Тот день был очень холодным. Я шел, обнимая себя, чтобы хоть как-то согреться. Мои носки были мокрыми и тяжелыми, пропитанными ледяной грязью. Я прошел до улицы Войлович, где часто брал фрукты, но сейчас мне ничего не хотелось, кроме того, чтобы согреться. Опавшие листья обгоняли меня по пустынной дороге, будто бы хотели прийти первыми.
Постепенно в моей голове зрел план. Для себя я решил: дойду до дома своего хорошего друга, останусь у него, а наутро соберу вещи в доме отца и уберусь оттуда к чертовому дедушке. Плевать на сам дом! Он все равно мне не нравился. В нем всегда было пусто и холодно, и не потому, что его продувал ветер, словно мокрую простыню, в нем было холодно, потому что я чувствовал, будто в нем жил мрак. Мне казалось, что ночью по коридору медленно передвигаются тени.

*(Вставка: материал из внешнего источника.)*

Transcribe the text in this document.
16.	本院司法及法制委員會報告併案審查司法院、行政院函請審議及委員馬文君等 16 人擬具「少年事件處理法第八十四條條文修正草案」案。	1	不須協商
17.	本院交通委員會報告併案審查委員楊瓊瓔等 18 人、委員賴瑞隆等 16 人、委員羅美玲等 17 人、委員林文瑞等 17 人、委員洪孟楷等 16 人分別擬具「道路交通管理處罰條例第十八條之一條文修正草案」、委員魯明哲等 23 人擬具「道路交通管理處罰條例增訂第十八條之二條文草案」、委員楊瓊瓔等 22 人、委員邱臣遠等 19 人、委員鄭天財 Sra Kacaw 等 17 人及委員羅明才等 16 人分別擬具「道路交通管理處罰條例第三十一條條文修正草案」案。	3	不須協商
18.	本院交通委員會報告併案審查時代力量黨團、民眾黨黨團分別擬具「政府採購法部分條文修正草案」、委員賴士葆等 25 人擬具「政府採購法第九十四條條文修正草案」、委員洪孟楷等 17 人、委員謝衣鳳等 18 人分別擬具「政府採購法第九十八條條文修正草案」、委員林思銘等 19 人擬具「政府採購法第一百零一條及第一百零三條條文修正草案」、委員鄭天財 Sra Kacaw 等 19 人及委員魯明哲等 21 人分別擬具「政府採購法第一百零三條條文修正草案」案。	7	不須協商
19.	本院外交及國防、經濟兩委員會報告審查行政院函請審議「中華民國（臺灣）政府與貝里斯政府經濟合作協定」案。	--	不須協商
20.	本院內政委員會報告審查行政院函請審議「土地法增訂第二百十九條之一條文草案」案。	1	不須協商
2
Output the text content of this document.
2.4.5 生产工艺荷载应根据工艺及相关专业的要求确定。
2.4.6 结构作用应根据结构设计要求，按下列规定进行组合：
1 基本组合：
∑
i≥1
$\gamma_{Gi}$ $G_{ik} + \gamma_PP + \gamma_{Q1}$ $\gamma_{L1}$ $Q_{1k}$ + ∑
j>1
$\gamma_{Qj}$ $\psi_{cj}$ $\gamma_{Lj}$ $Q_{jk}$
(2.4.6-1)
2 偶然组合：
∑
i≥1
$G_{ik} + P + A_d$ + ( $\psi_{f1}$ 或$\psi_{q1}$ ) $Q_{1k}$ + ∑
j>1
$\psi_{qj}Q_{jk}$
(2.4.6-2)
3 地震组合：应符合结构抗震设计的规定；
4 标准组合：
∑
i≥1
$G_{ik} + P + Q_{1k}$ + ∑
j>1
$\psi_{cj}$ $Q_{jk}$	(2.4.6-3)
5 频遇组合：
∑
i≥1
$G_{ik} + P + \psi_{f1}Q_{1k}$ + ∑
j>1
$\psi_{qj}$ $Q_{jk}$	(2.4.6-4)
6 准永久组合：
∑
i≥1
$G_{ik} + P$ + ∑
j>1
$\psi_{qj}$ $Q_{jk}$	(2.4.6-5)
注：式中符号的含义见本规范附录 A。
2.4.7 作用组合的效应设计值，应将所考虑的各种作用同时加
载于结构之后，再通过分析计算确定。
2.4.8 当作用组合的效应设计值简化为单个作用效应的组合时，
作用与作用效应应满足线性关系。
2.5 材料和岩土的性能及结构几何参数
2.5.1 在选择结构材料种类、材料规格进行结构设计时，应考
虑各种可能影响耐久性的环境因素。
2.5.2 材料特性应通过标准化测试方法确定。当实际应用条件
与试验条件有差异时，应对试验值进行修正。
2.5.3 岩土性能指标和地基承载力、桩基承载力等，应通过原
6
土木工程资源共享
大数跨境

Я решил, что, переночевав у И вана, мы утром вместе отправимся в мой загадочный дом, чтобы избавиться от картины. Я не знал, какой ценностью она обладала для отца, но, судя по тому, что она находилась в строгой секретности и девочки на ней могли говорить, от нее необходимо было отделаться.
Глава 3. Друг из моего мира
Я прошел до конца улицы и повернул направо на улицу Ивана. Дом, в котором он жил, был третьим по счету, так что долго плутать мне не пришлось. Я вплотную прижался к калитке. Я мог спокойно ее открыть, потому что она закрывалась на проволоку, которая была намотана на пару оборотов через две деревяшки забора.